Victoria's Royal Commission into Family Violence will resume a limited number of public hearings tomorrow.
The inquiry has already heard several weeks of evidence from senior public servants, social workers, clinicians, and victims, between July and August.
Tomorrow, representatives from New Zealand's Ministry of Social Development and the minister responsible for the portfolio are due to address the commission on how it engages the community.
There has been renewed focus on family violence across Australia after Prime Minister Malcolm Turnbull used his first major announcement to reveal a $44.89 million-plus domestic violence package to increase and improve support services for women.
A report in September also found Luke Batty's 2014 death - which led to Victoria's royal commission - was unforeseeable because one man alone, his mentally ill father Greg Anderson, was responsible for the 11-year-old's murder.
Victorian Coroner Ian Gray found failings and delayed responses in the justice system and health department allowed Anderson to subject his son and wife Rosie Batty to years of abuse and irrational behaviour.
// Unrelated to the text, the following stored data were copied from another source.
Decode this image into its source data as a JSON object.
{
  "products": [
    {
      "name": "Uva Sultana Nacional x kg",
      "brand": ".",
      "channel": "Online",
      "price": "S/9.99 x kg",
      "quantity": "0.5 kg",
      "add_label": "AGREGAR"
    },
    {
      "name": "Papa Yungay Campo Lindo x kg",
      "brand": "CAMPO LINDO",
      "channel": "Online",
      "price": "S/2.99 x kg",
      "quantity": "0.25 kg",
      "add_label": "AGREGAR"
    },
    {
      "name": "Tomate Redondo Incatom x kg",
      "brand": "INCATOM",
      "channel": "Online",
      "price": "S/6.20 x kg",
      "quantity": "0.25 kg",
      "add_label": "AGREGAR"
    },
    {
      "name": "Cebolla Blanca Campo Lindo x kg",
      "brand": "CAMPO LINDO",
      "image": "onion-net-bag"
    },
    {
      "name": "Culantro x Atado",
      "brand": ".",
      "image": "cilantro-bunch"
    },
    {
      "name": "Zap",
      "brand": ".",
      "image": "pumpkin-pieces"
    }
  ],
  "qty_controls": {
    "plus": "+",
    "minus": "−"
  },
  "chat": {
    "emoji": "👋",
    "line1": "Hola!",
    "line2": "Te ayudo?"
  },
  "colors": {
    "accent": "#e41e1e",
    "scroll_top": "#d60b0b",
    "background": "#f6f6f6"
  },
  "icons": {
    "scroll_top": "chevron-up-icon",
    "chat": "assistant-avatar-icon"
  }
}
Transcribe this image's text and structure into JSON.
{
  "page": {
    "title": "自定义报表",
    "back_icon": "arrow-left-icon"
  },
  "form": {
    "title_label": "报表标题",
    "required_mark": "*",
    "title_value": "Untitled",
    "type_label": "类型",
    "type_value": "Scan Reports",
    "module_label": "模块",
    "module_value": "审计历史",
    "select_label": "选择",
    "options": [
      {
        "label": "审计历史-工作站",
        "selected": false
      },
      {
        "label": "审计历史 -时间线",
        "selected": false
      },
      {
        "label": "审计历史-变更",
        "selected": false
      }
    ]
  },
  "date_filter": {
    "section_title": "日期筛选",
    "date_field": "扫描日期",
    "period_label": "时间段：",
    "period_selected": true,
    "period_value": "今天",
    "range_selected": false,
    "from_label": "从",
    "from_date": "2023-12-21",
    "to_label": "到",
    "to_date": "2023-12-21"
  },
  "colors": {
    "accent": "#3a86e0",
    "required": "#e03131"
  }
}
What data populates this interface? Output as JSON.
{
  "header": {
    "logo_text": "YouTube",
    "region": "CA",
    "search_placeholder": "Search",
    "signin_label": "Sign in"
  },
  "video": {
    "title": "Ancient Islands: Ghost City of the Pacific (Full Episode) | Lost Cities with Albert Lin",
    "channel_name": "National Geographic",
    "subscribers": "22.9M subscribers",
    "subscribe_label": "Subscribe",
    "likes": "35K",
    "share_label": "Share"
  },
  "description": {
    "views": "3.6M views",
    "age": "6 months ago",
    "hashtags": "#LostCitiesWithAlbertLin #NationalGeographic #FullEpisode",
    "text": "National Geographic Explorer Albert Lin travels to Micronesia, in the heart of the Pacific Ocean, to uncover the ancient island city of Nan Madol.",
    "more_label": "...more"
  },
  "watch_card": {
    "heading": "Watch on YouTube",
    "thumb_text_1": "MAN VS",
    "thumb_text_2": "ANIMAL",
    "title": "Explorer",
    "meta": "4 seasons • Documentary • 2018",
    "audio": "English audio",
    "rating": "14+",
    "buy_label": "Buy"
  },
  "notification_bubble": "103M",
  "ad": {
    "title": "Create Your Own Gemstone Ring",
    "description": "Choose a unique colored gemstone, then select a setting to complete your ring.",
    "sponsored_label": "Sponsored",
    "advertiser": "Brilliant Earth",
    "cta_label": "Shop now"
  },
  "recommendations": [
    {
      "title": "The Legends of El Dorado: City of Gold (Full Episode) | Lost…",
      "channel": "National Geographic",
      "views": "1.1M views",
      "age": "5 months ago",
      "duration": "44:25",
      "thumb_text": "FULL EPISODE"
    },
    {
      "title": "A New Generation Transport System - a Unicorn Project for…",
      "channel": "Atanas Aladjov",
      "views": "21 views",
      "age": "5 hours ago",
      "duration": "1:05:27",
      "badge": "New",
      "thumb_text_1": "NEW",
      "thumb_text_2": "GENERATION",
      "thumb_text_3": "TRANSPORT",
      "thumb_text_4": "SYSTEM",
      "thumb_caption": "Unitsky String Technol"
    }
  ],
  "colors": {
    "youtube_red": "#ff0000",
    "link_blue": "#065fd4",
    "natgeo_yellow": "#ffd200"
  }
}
Ms Batty said the inquest into her only child's death showed that people involved in stopping family violence did the best they could with their training and information, but they needed to work together more.
Judge Gray made 29 recommendations calling for agencies dealing with domestic violence to share more information and act in a more integrated way.
The Victorian government has said those recommendations will feed into the Royal Commission into Family Violence, which is due to report early next year.